M0o+ Computer Vision

The only computer vision routine on M0o+

To be able to locate the different game pieces in the Pi Wars challenges M0o+ has a very basic camera.

M0o+ is using a Pico for all the processing, so there’s really no chance of porting OpenCV to it. There are other frameworks - even some machine-learning ones like TFLite - which could work on the Pico, however having had success with hand-coding my own routines for Mini Mouse, I decided to do the same this year.

The rules allow us to mark/colour the playing pieces however we want, which makes the problem a bit simpler; and so I’ve implemented just one computer vision routine for M0o+:

Find the red blob

Red Blob

By painting key parts of the challenges pieces red, simply giving the robot the ability to locate a red object in the camera’s field of view should be sufficent.

For Hungry Cattle, the troughs can be red, giving the robot something to drive towards.

For Nature’s Bounty, the base of the tree can be red, helping the robot to align with it.

For Shepherd’s Pi… I haven’t got a strategy for doing that autonomously 😄

Long ago in the midst of all of my camera troubles, I already got a proof-of-concept working pretty well, with the robot pointing itself towards the reddest thing you hold in front of it:

The images I’m using are 80x60 pixels, and I’m only using one of the chroma planes, which is subsampled, meaning there’s just 40x60 pixels to process, each being one byte.

The Pico has a very high clock speed (125 MHz), and it manages to run my “find the red blob” function in ~200 microseconds, which is far, far faster than I need!

How it works

The first step is to find the reddest pixel in the image, everything else will start from there. As I mentioned, I’m using YUV output from the camera, so the “V” or “Cr” part of the image tells me how red things are. The higher the “V” value, the redder the pixel.

Given the following set-up:

Overview of red lid setup

Here’s how the world looks from the robot’s point of view, from left to right showing the RGB, Y, U and V images:

Camera perspective

You can see how the red object shows up as a bright region in the “V” image on the right hand side. So the reddest pixel is the one with the brightest “V” value:

The reddest pixel

// First find the reddest pixel in the image.
// It's a YCbCr image, we only care about "redness", which is Cr
// which is stored in buf->data[2]
for (y = 0; y < buf->height; y++) {
	for (x = 0; x < buf->width / 2; x++) {
		uint8_t pix = buf->data[2][buf->strides[2] * y + x];
		if (pix > reddest) {
			reddest = pix;
			max_x = x;
			max_y = y;
		}
	}
}

The max_x and max_y coordinates will be the starting position for the next step: Find how much of row max_y is covered by the red object.

To do that, I work right and left within the row, comparing the pixel value to the “reddest” value. If it’s within some threshold (hard-coded as 10, seems to work OK), then treat it as red.

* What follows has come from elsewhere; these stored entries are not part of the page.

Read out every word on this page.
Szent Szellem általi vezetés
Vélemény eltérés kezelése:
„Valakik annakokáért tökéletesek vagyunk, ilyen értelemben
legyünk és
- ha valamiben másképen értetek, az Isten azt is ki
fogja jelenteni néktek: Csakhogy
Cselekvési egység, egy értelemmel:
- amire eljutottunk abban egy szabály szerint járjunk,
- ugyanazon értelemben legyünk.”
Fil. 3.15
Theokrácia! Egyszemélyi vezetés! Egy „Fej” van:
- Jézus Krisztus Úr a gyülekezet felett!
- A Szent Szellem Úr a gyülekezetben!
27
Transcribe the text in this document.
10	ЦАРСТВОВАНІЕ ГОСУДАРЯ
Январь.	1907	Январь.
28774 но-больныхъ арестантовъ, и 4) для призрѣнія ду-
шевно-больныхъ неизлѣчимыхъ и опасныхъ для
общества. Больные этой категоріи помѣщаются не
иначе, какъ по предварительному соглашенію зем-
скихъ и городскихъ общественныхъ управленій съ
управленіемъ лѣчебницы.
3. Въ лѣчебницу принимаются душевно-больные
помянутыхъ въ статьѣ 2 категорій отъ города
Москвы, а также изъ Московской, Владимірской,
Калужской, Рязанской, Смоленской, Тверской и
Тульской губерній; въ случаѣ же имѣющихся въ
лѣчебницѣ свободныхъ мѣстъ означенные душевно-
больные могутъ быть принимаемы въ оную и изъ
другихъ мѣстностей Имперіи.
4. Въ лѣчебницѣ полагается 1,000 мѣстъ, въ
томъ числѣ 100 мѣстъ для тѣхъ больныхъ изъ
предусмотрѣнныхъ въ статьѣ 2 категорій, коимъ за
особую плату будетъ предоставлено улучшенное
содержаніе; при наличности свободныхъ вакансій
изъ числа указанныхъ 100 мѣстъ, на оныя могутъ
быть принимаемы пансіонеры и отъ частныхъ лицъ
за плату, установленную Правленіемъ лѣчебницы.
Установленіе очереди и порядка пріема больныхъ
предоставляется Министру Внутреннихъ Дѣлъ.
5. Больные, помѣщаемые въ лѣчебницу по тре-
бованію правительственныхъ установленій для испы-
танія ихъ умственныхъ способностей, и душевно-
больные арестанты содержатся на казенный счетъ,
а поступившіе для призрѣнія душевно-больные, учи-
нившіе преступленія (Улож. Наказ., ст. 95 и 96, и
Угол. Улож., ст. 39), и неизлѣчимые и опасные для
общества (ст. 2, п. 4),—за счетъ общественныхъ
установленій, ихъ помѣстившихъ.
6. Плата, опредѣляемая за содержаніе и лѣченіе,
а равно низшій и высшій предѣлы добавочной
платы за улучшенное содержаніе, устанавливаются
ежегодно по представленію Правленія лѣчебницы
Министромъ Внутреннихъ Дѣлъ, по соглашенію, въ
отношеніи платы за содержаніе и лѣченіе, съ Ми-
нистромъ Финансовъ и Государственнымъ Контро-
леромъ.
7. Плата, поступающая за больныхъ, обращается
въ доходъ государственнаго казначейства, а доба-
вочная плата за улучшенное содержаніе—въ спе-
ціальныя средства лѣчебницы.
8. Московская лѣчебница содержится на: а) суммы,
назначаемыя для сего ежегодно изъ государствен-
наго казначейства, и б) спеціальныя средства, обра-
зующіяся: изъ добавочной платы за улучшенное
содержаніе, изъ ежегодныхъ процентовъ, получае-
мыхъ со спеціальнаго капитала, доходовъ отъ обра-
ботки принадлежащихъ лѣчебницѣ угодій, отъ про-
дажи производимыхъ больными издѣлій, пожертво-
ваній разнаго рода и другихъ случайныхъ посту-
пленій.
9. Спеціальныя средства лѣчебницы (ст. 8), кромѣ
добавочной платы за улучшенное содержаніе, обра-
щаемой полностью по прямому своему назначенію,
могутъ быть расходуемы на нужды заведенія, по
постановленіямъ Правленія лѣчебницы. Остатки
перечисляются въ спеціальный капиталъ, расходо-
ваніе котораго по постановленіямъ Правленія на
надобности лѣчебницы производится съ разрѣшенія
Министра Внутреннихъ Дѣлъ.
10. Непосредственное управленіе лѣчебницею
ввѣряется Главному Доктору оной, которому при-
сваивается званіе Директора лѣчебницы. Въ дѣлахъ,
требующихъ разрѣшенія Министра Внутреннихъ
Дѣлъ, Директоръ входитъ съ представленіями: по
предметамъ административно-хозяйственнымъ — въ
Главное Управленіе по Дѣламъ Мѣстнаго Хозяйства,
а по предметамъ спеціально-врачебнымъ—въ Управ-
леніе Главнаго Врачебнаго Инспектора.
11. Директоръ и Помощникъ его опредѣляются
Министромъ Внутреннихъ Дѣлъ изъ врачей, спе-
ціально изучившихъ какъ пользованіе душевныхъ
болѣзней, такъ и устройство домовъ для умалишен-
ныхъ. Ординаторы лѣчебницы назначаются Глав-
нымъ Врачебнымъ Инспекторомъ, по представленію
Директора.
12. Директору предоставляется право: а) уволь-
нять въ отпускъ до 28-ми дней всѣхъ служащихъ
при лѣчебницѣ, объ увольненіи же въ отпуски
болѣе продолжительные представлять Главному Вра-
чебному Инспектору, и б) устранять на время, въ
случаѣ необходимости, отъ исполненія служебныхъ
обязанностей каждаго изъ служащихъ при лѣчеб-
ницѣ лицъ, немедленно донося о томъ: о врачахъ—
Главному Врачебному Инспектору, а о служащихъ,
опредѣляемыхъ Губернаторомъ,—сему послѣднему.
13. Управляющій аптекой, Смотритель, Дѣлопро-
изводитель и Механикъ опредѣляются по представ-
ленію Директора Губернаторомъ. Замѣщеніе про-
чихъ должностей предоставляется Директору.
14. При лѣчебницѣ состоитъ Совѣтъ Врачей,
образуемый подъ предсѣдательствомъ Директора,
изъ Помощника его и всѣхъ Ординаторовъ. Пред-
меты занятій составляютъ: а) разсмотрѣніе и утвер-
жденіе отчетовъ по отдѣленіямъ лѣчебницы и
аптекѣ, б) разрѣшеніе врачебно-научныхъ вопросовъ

That gives a left and right coordinate for the edge of the object in this row.

The first row

// Search for the furthest left and furthest right pixels in 'row'
// which are brighter than 'maxval - threshold', starting at 'start_idx'
static void search_row(uint8_t *row, int len, int start_idx, uint8_t maxval,
		       int *left_out, int *right_out)
{
	int i;

	int left = start_idx;
	int right = start_idx;

	// Search to the left
	for (i = idx; i >= 0; i--) {
		if (maxval - row[i] <= thresh) {
			left = i;
		} else {
			break;
		}
	}

	// Search to the right
	for (i = idx + 1; i < len; i++) {
		if (maxval - row[i] <= thresh) {
			right = i;
		} else {
			break;
		}
	}

	*left_out = left;
	*right_out = right;
}

A single row might be enough if I only want to know the position of the object side-to-side, but I also want to know where the bottom is, to indicate distance to the object. Also, looking at more rows is likely to be more robust and less likely to get thrown off by minor artifacts in the image.

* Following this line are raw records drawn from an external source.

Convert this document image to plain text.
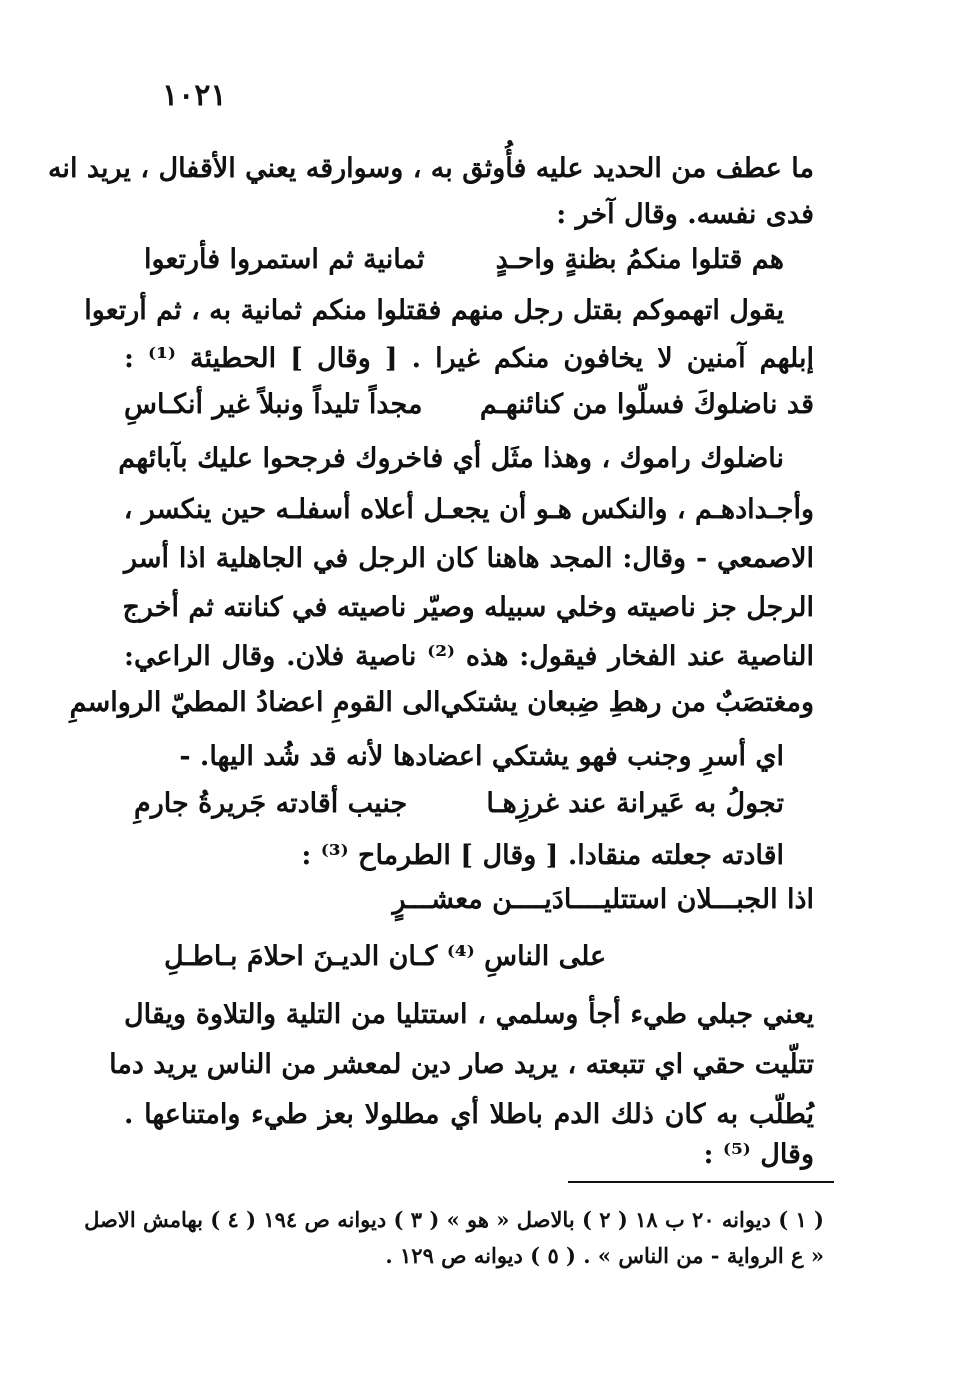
١٠٢١
ما عطف من الحديد عليه فأُوثق به ، وسوارقه يعني الأقفال ، يريد انه
فدى نفسه. وقال آخر :
هم قتلوا منكمُ بظنةٍ واحـدٍ
ثمانية ثم استمروا فأرتعوا
يقول اتهموكم بقتل رجل منهم فقتلوا منكم ثمانية به ، ثم أرتعوا
إبلهم آمنين لا يخافون منكم غيرا . [ وقال ] الحطيئة ⁽¹⁾ :
قد ناضلوكَ فسلّوا من كنائنهـم
مجداً تليداً ونبلاً غير أنكـاسِ
ناضلوك راموك ، وهذا مثَل أي فاخروك فرجحوا عليك بآبائهم
وأجـدادهـم ، والنكس هـو أن يجعـل أعلاه أسفلـه حين ينكسر ،
الاصمعي - وقال: المجد هاهنا كان الرجل في الجاهلية اذا أسر
الرجل جز ناصيته وخلي سبيله وصيّر ناصيته في كنانته ثم أخرج
الناصية عند الفخار فيقول: هذه ⁽²⁾ ناصية فلان. وقال الراعي:
ومغتصَبٌ من رهطِ ضِبعان يشتكي
الى القومِ اعضادُ المطيّ الرواسمِ
اي أسرِ وجنب فهو يشتكي اعضادها لأنه قد شُد اليها. -
تجولُ به عَيرانة عند غرزِهـا
جنيب أقادته جَريرةُ جارمِ
اقادته جعلته منقادا. [ وقال ] الطرماح ⁽³⁾ :
اذا الجبـــلان استتليــــادَيــــن معشـــرٍ
على الناسِ ⁽⁴⁾ كـان الديـنَ احلامَ بـاطـلِ
يعني جبلي طيء أجأ وسلمي ، استتليا من التلية والتلاوة ويقال
تتلّيت حقي اي تتبعته ، يريد صار دين لمعشر من الناس يريد دما
يُطلّب به كان ذلك الدم باطلا أي مطلولا بعز طيء وامتناعها .
وقال ⁽⁵⁾ :
( ١ ) ديوانه ٢٠ ب ١٨ ( ٢ ) بالاصل « هو » ( ٣ ) ديوانه ص ١٩٤ ( ٤ ) بهامش الاصل
« ع الرواية - من الناس » . ( ٥ ) ديوانه ص ١٢٩ .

So, based on the left and right coordinates, I take the middle position, and use that as the starting point in the row above, and repeat.

All the rows upwards

When the starting point in the row above no-longer appears to be red (based on the same threshold as before), I stop, and then work down the rows from the reddest pixel in exactly the same way.

Finally, I take the minimum left and top coordinates, and maximum right and bottom coordinates, and treat that as the bounds of the object.

The final result

There’s a gist on github, but it only returns the “middle” of the blob. I didn’t save out the full left/right/top/bottom values until later.

Here’s an animation of the full process:

Animated process

As I said, on the Pico this is taking ~200 microseconds, and the camera takes something like 50 milliseconds to capture a frame, so the image processing is not going to be the bottleneck.

This approach seems to be robust, even with the fixed threshold value of 10, and gives me a drop-in find_red_blob(...) function which I can use in all my challenge planners.